BRUSSELS (Realist English). The European Commission has selected eight flagship projects under its forthcoming “Grids Package,” a sweeping plan aimed at accelerating electricity transmission capacity across the EU27, Euronews has learned. The initiative will also endorse major storage and hydrogen projects as Brussels seeks to overhaul an ageing grid system that is slowing the bloc’s energy transition.
According to a leaked Commission document, the EU executive is preparing a near-€1.2 trillion investment drive intended to help member states fast-track permits for grid infrastructure, renewable energy plants and storage facilities. EU officials argue that today’s fragmented and slow permitting process — in some cases stretching up to nine years — is one of the biggest obstacles to integrating new renewable power.

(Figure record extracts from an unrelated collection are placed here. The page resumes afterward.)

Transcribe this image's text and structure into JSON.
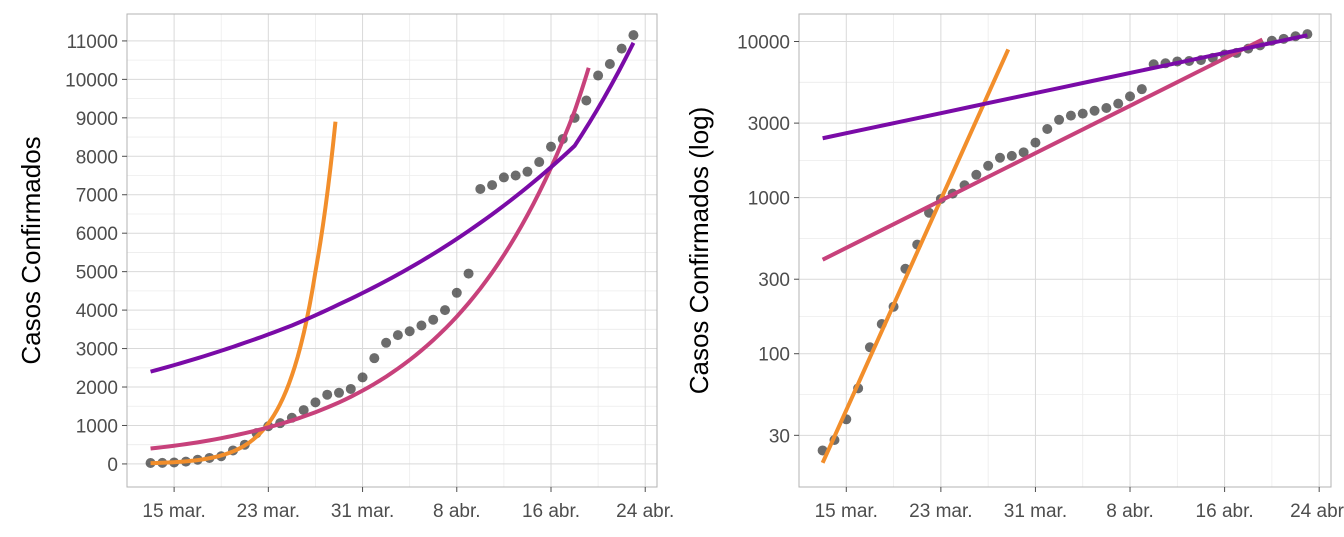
{
  "chart_data": [
    {
      "type": "scatter",
      "ylabel": "Casos Confirmados",
      "xlabel": "",
      "y_scale": "linear",
      "ylim": [
        -600,
        11700
      ],
      "xlim": [
        "2020-03-11",
        "2020-04-25"
      ],
      "y_ticks": [
        0,
        1000,
        2000,
        3000,
        4000,
        5000,
        6000,
        7000,
        8000,
        9000,
        10000,
        11000
      ],
      "x_ticks": [
        {
          "date": "2020-03-15",
          "label": "15 mar."
        },
        {
          "date": "2020-03-23",
          "label": "23 mar."
        },
        {
          "date": "2020-03-31",
          "label": "31 mar."
        },
        {
          "date": "2020-04-08",
          "label": "8 abr."
        },
        {
          "date": "2020-04-16",
          "label": "16 abr."
        },
        {
          "date": "2020-04-24",
          "label": "24 abr."
        }
      ],
      "grid": true,
      "series": [
        {
          "type": "scatter",
          "color": "#333333",
          "points": [
            {
              "x": "2020-03-13",
              "y": 24
            },
            {
              "x": "2020-03-14",
              "y": 28
            },
            {
              "x": "2020-03-15",
              "y": 38
            },
            {
              "x": "2020-03-16",
              "y": 60
            },
            {
              "x": "2020-03-17",
              "y": 110
            },
            {
              "x": "2020-03-18",
              "y": 155
            },
            {
              "x": "2020-03-19",
              "y": 200
            },
            {
              "x": "2020-03-20",
              "y": 350
            },
            {
              "x": "2020-03-21",
              "y": 500
            },
            {
              "x": "2020-03-22",
              "y": 800
            },
            {
              "x": "2020-03-23",
              "y": 980
            },
            {
              "x": "2020-03-24",
              "y": 1060
            },
            {
              "x": "2020-03-25",
              "y": 1200
            },
            {
              "x": "2020-03-26",
              "y": 1400
            },
            {
              "x": "2020-03-27",
              "y": 1600
            },
            {
              "x": "2020-03-28",
              "y": 1800
            },
            {
              "x": "2020-03-29",
              "y": 1850
            },
            {
              "x": "2020-03-30",
              "y": 1950
            },
            {
              "x": "2020-03-31",
              "y": 2250
            },
            {
              "x": "2020-04-01",
              "y": 2750
            },
            {
              "x": "2020-04-02",
              "y": 3150
            },
            {
              "x": "2020-04-03",
              "y": 3350
            },
            {
              "x": "2020-04-04",
              "y": 3450
            },
            {
              "x": "2020-04-05",
              "y": 3600
            },
            {
              "x": "2020-04-06",
              "y": 3750
            },
            {
              "x": "2020-04-07",
              "y": 4000
            },
            {
              "x": "2020-04-08",
              "y": 4450
            },
            {
              "x": "2020-04-09",
              "y": 4950
            },
            {
              "x": "2020-04-10",
              "y": 7150
            },
            {
              "x": "2020-04-11",
              "y": 7250
            },
            {
              "x": "2020-04-12",
              "y": 7450
            },
            {
              "x": "2020-04-13",
              "y": 7500
            },
            {
              "x": "2020-04-14",
              "y": 7600
            },
            {
              "x": "2020-04-15",
              "y": 7850
            },
            {
              "x": "2020-04-16",
              "y": 8250
            },
            {
              "x": "2020-04-17",
              "y": 8450
            },
            {
              "x": "2020-04-18",
              "y": 9000
            },
            {
              "x": "2020-04-19",
              "y": 9450
            },
            {
              "x": "2020-04-20",
              "y": 10100
            },
            {
              "x": "2020-04-21",
              "y": 10400
            },
            {
              "x": "2020-04-22",
              "y": 10800
            },
            {
              "x": "2020-04-23",
              "y": 11150
            }
          ]
        },
        {
          "type": "line",
          "color": "#f28e2b",
          "points": [
            {
              "x": "2020-03-13",
              "y": 20
            },
            {
              "x": "2020-03-15",
              "y": 45
            },
            {
              "x": "2020-03-17",
              "y": 100
            },
            {
              "x": "2020-03-19",
              "y": 220
            },
            {
              "x": "2020-03-21",
              "y": 480
            },
            {
              "x": "2020-03-23",
              "y": 1050
            },
            {
              "x": "2020-03-25",
              "y": 2300
            },
            {
              "x": "2020-03-27",
              "y": 5000
            },
            {
              "x": "2020-03-28.7",
              "y": 8900
            }
          ]
        },
        {
          "type": "line",
          "color": "#c7417b",
          "points": [
            {
              "x": "2020-03-13",
              "y": 400
            },
            {
              "x": "2020-03-17",
              "y": 560
            },
            {
              "x": "2020-03-21",
              "y": 800
            },
            {
              "x": "2020-03-25",
              "y": 1130
            },
            {
              "x": "2020-03-29",
              "y": 1600
            },
            {
              "x": "2020-04-02",
              "y": 2270
            },
            {
              "x": "2020-04-06",
              "y": 3220
            },
            {
              "x": "2020-04-10",
              "y": 4560
            },
            {
              "x": "2020-04-14",
              "y": 6470
            },
            {
              "x": "2020-04-18",
              "y": 9170
            },
            {
              "x": "2020-04-19.2",
              "y": 10300
            }
          ]
        },
        {
          "type": "line",
          "color": "#7a0ba7",
          "points": [
            {
              "x": "2020-03-13",
              "y": 2400
            },
            {
              "x": "2020-03-17",
              "y": 2750
            },
            {
              "x": "2020-03-21",
              "y": 3150
            },
            {
              "x": "2020-03-25",
              "y": 3600
            },
            {
              "x": "2020-03-29",
              "y": 4150
            },
            {
              "x": "2020-04-02",
              "y": 4760
            },
            {
              "x": "2020-04-06",
              "y": 5460
            },
            {
              "x": "2020-04-10",
              "y": 6270
            },
            {
              "x": "2020-04-14",
              "y": 7200
            },
            {
              "x": "2020-04-18",
              "y": 8270
            },
            {
              "x": "2020-04-23",
              "y": 10950
            }
          ]
        }
      ]
    },
    {
      "type": "scatter",
      "ylabel": "Casos Confirmados (log)",
      "xlabel": "",
      "y_scale": "log",
      "ylim": [
        14,
        15000
      ],
      "xlim": [
        "2020-03-11",
        "2020-04-25"
      ],
      "y_ticks": [
        {
          "value": 30,
          "label": "30"
        },
        {
          "value": 100,
          "label": "100"
        },
        {
          "value": 300,
          "label": "300"
        },
        {
          "value": 1000,
          "label": "1000"
        },
        {
          "value": 3000,
          "label": "3000"
        },
        {
          "value": 10000,
          "label": "10000"
        }
      ],
      "x_ticks": [
        {
          "date": "2020-03-15",
          "label": "15 mar."
        },
        {
          "date": "2020-03-23",
          "label": "23 mar."
        },
        {
          "date": "2020-03-31",
          "label": "31 mar."
        },
        {
          "date": "2020-04-08",
          "label": "8 abr."
        },
        {
          "date": "2020-04-16",
          "label": "16 abr."
        },
        {
          "date": "2020-04-24",
          "label": "24 abr."
        }
      ],
      "grid": true,
      "series": [
        {
          "type": "scatter",
          "color": "#333333",
          "points": [
            {
              "x": "2020-03-13",
              "y": 24
            },
            {
              "x": "2020-03-14",
              "y": 28
            },
            {
              "x": "2020-03-15",
              "y": 38
            },
            {
              "x": "2020-03-16",
              "y": 60
            },
            {
              "x": "2020-03-17",
              "y": 110
            },
            {
              "x": "2020-03-18",
              "y": 155
            },
            {
              "x": "2020-03-19",
              "y": 200
            },
            {
              "x": "2020-03-20",
              "y": 350
            },
            {
              "x": "2020-03-21",
              "y": 500
            },
            {
              "x": "2020-03-22",
              "y": 800
            },
            {
              "x": "2020-03-23",
              "y": 980
            },
            {
              "x": "2020-03-24",
              "y": 1060
            },
            {
              "x": "2020-03-25",
              "y": 1200
            },
            {
              "x": "2020-03-26",
              "y": 1400
            },
            {
              "x": "2020-03-27",
              "y": 1600
            },
            {
              "x": "2020-03-28",
              "y": 1800
            },
            {
              "x": "2020-03-29",
              "y": 1850
            },
            {
              "x": "2020-03-30",
              "y": 1950
            },
            {
              "x": "2020-03-31",
              "y": 2250
            },
            {
              "x": "2020-04-01",
              "y": 2750
            },
            {
              "x": "2020-04-02",
              "y": 3150
            },
            {
              "x": "2020-04-03",
              "y": 3350
            },
            {
              "x": "2020-04-04",
              "y": 3450
            },
            {
              "x": "2020-04-05",
              "y": 3600
            },
            {
              "x": "2020-04-06",
              "y": 3750
            },
            {
              "x": "2020-04-07",
              "y": 4000
            },
            {
              "x": "2020-04-08",
              "y": 4450
            },
            {
              "x": "2020-04-09",
              "y": 4950
            },
            {
              "x": "2020-04-10",
              "y": 7150
            },
            {
              "x": "2020-04-11",
              "y": 7250
            },
            {
              "x": "2020-04-12",
              "y": 7450
            },
            {
              "x": "2020-04-13",
              "y": 7500
            },
            {
              "x": "2020-04-14",
              "y": 7600
            },
            {
              "x": "2020-04-15",
              "y": 7850
            },
            {
              "x": "2020-04-16",
              "y": 8250
            },
            {
              "x": "2020-04-17",
              "y": 8450
            },
            {
              "x": "2020-04-18",
              "y": 9000
            },
            {
              "x": "2020-04-19",
              "y": 9450
            },
            {
              "x": "2020-04-20",
              "y": 10100
            },
            {
              "x": "2020-04-21",
              "y": 10400
            },
            {
              "x": "2020-04-22",
              "y": 10800
            },
            {
              "x": "2020-04-23",
              "y": 11150
            }
          ]
        },
        {
          "type": "line",
          "color": "#f28e2b",
          "points": [
            {
              "x": "2020-03-13",
              "y": 20
            },
            {
              "x": "2020-03-28.7",
              "y": 8900
            }
          ]
        },
        {
          "type": "line",
          "color": "#c7417b",
          "points": [
            {
              "x": "2020-03-13",
              "y": 400
            },
            {
              "x": "2020-04-19.2",
              "y": 10300
            }
          ]
        },
        {
          "type": "line",
          "color": "#7a0ba7",
          "points": [
            {
              "x": "2020-03-13",
              "y": 2400
            },
            {
              "x": "2020-04-23",
              "y": 10950
            }
          ]
        }
      ]
    }
  ]
}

The Commission’s eight priority projects aim to deliver “concrete progress” within six to nine months and focus on enhancing cross-border electricity flows, expanding storage capacity and advancing hydrogen corridors. Key interconnections include strengthening links across the Pyrenees to better integrate the Iberian Peninsula, connecting Cyprus to mainland Europe, and completing the Baltic region’s integration by linking Lithuania and Poland.
Brussels also intends to support a major offshore interconnector hub in Denmark, expand energy-storage capability in southeastern Europe, and promote coordinated development of the southern hydrogen corridor linking Tunisia, Italy, Austria and Germany. A separate hydrogen corridor between Portugal and Germany will receive “strong coordination” and “political support.”
A grid unfit for the energy transition
Despite heavy investment in solar and wind power, Europe’s outdated and unevenly connected grid is struggling to keep up. Fourteen EU countries remain below the bloc’s 2030 target of 15% grid interconnection. A widespread blackout in the Iberian Peninsula last April — which affected more than 60 million people — highlighted the risks of inadequate transmission capacity.
EU officials say a modernised grid would lower electricity costs, improve efficiency in imports and exports, and enable rapid expansion of electric vehicles, heat pumps and decarbonised heavy industry. Reports by Mario Draghi and Enrico Letta note that EU electricity prices remain two to three times higher than in the U.S., partly due to infrastructure bottlenecks.
Environmental groups welcomed the leaked plans. Tom Lewis of CAN Europe said new EU-level planning would allow grids to expand “more effectively” and ensure public participation rules strengthen support rather than trigger backlash. The NGO urged policymakers to avoid shortcuts that undermine environmental standards and to strengthen national permitting authorities.
Industry representatives are also pushing for specific technologies. Kristian Ruby, secretary general of Eurelectric, called pumped-storage hydropower “indispensable,” noting it accounts for over 90% of global electricity storage. Long-duration storage, he said, is essential as wind and solar capacity rise at “unprecedented speed.”
Massive funding challenge
The Commission estimates the EU will need €730 billion in distribution-grid investment and €477 billion for transmission lines by 2040. How the financing will be structured remains unclear, but EU officials expect a mix of European funds, national budgets, private capital and cost-sharing mechanisms.
Eurelectric has urged the creation of a decentralised grid facility in the bloc’s 2028–2034 budget cycle and called for a fixed share of all EU electrification funding to be earmarked for grid modernisation.